Edited on Wed Jun-21-06 02:26 PM by undergroundpanther
Encourage people to not have kids.zero population growth can really change things fast.The rates of death are pretty fast..People need to understand this. if they wont..than people may have to be forced to not give birth and I don't want fucking Eugenicists getting involved because THEY are a big part of the problem. If people won't stop having kids for awhile..

I dunno what to do about it honestly.I don't want a die off. But we can't go on like this either. We are in a bind. A BIG one.

. But people may change on their own if they felt the effects of this ruin for themselves personally and understood why and felt they were not helpless without a leaders command or guidance in changing their situations .(remember the diffusion of responsibility people do when danger comes to a group we HAVE TO overcome this phenomena ).People need to feel they can do something to save themselves,but the truth might be they cannot.. If people would just ignore the churches,corporations and leaders demands for cheap labor and obedience ,and educate themselves it could help . But it may be too late. Civilization is unsustainable ,and we cannot go back..we are in a serious bind.

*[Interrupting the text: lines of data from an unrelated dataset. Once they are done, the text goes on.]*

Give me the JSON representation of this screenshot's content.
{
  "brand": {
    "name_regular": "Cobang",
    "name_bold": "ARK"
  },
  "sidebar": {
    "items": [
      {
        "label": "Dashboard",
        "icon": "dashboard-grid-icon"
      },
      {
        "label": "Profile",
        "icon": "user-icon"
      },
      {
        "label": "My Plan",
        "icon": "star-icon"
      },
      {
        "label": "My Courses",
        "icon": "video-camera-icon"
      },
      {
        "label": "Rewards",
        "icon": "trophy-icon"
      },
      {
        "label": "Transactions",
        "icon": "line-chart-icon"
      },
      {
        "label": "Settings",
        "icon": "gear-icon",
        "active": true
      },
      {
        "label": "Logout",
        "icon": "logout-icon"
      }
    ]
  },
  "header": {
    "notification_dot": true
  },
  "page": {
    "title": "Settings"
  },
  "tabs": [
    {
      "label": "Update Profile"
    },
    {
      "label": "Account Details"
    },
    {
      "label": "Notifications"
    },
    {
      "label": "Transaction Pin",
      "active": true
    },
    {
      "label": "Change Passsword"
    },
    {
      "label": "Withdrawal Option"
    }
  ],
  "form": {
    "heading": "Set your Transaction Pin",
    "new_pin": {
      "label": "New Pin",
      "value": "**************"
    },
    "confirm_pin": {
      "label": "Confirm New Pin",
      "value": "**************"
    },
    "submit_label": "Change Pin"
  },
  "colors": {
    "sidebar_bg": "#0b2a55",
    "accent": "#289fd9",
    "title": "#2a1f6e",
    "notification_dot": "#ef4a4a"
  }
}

We got this way by letting some fool stake out private property long ago and say it was mine and nobody else's and by letting people own pieces of the earth,and by telling ourselves it is ok deprive others of the fruits of the earth or pick and choose who deserves it,rationing out fruits that belong to all of us based in 'merits' that are imposed from above....we got this way because we cannot see past the wanna be world 'leaders' visions of the future they want for themselves,the leaders created this idea of a great society a utopia, and we internalized the leaders delusions,ambition,narcissism, and their fear of death and fear of insignificance to the point we compete and mistrust each other and do not have solidarity or a community to care for us when we falter,we have a state,a could state that sees us as numbers and bottom lines...we got this way by systemic and careful social engineering slowly done over time by the few on top and thier'little Eichmann's" who wanted to dominate the world and own it all..And Now their dream of power and living forever is biting us all in the ass.Because it is unsustainable.
We cannot go back because we have destroyed our home pursuing a utopia of a few madmen,we let lead.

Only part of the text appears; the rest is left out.